Zulnahar Usman, Anggota KEIN RI sekaligus Ketua Kelompok Kerja Sektor Energi dan Sumber Daya Mineral (ESDM) KEIN RI mengatakan, perlu tekad yang kuat dan keberanian yang ekstra dari pemerintah dalam upaya penertiban PETI. Apalagi, kegiatan tambang ilegal ini sudah berlangsung sejak puluhan tahun silam serta melibatkan masyarakat banyak.
“Semoga di era Pak Presiden Jokowi ini, permasalahan tambang ilegal dapat kita benahi, karena ini terkait dengan kemakmuran rakyat. Kalau PETI dikelola secara benar, kita bisa meminimalkan potensi kerugian negara yang besarnya mencapai puluhan triliun. Yaitu, dengan meningkatkan pertambangan ilegal ini menjadi tambang legal,” kata Zulnahar dalam keterangan resminya di Jakarta.
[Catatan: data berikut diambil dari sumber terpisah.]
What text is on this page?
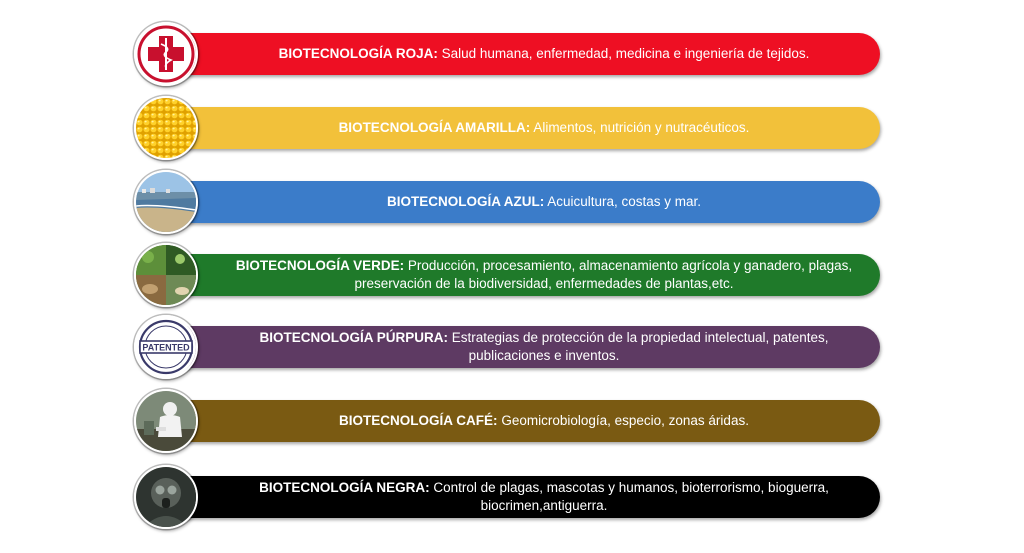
BIOTECNOLOGÍA ROJA: Salud humana, enfermedad, medicina e ingeniería de tejidos.
BIOTECNOLOGÍA AMARILLA: Alimentos, nutrición y nutracéuticos.
BIOTECNOLOGÍA AZUL: Acuicultura, costas y mar.
BIOTECNOLOGÍA VERDE: Producción, procesamiento, almacenamiento agrícola y ganadero, plagas, preservación de la biodiversidad, enfermedades de plantas,etc.
BIOTECNOLOGÍA PÚRPURA: Estrategias de protección de la propiedad intelectual, patentes, publicaciones e inventos.
PATENTED
BIOTECNOLOGÍA CAFÉ: Geomicrobiología, especio, zonas áridas.
BIOTECNOLOGÍA NEGRA: Control de plagas, mascotas y humanos, bioterrorismo, bioguerra, biocrimen,antiguerra.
Pada Kamis (26/4/2018) pekan lalu, KEIN menggelar acara Focus Group Discussion (FGD) tentang Wilayah Pertambangan Rakyat (WPR) dan Penertiban PETI di Jakarta yang diikuti oleh sejumlah stake holder terkait. Antara lain, Kementerian ESDM, Kementerian Koodinator Politik, Hukum, dan HAM, Kementerian Agraria dan Tata Ruang, PT Aneka Tambang Tbk, dan PT Timah Tbk, Asosiasi Penambang Rakyat Indonesia (APRI), Perhimpunan Ahli Pertambangan Indonesia (Perhapi), serta perhimpunan pengusaha tambang lainnya.
Berdasarkan data Kementerian ESDM dari 34 provinsi di Indonesia terdapat sembilan provinsi yang hingga kini belum menetapkan WPR. Padahal, penetapan WPR ini merupakan amanat UU sekaligus menjadi landasan bagi pemerintah daerah untuk menerbitkan tambang yang legal kepada masyarakat dalam bentuk izin pertambangan rakyat (IPR). Alhasil, PETI masih marak terjadi di daerah.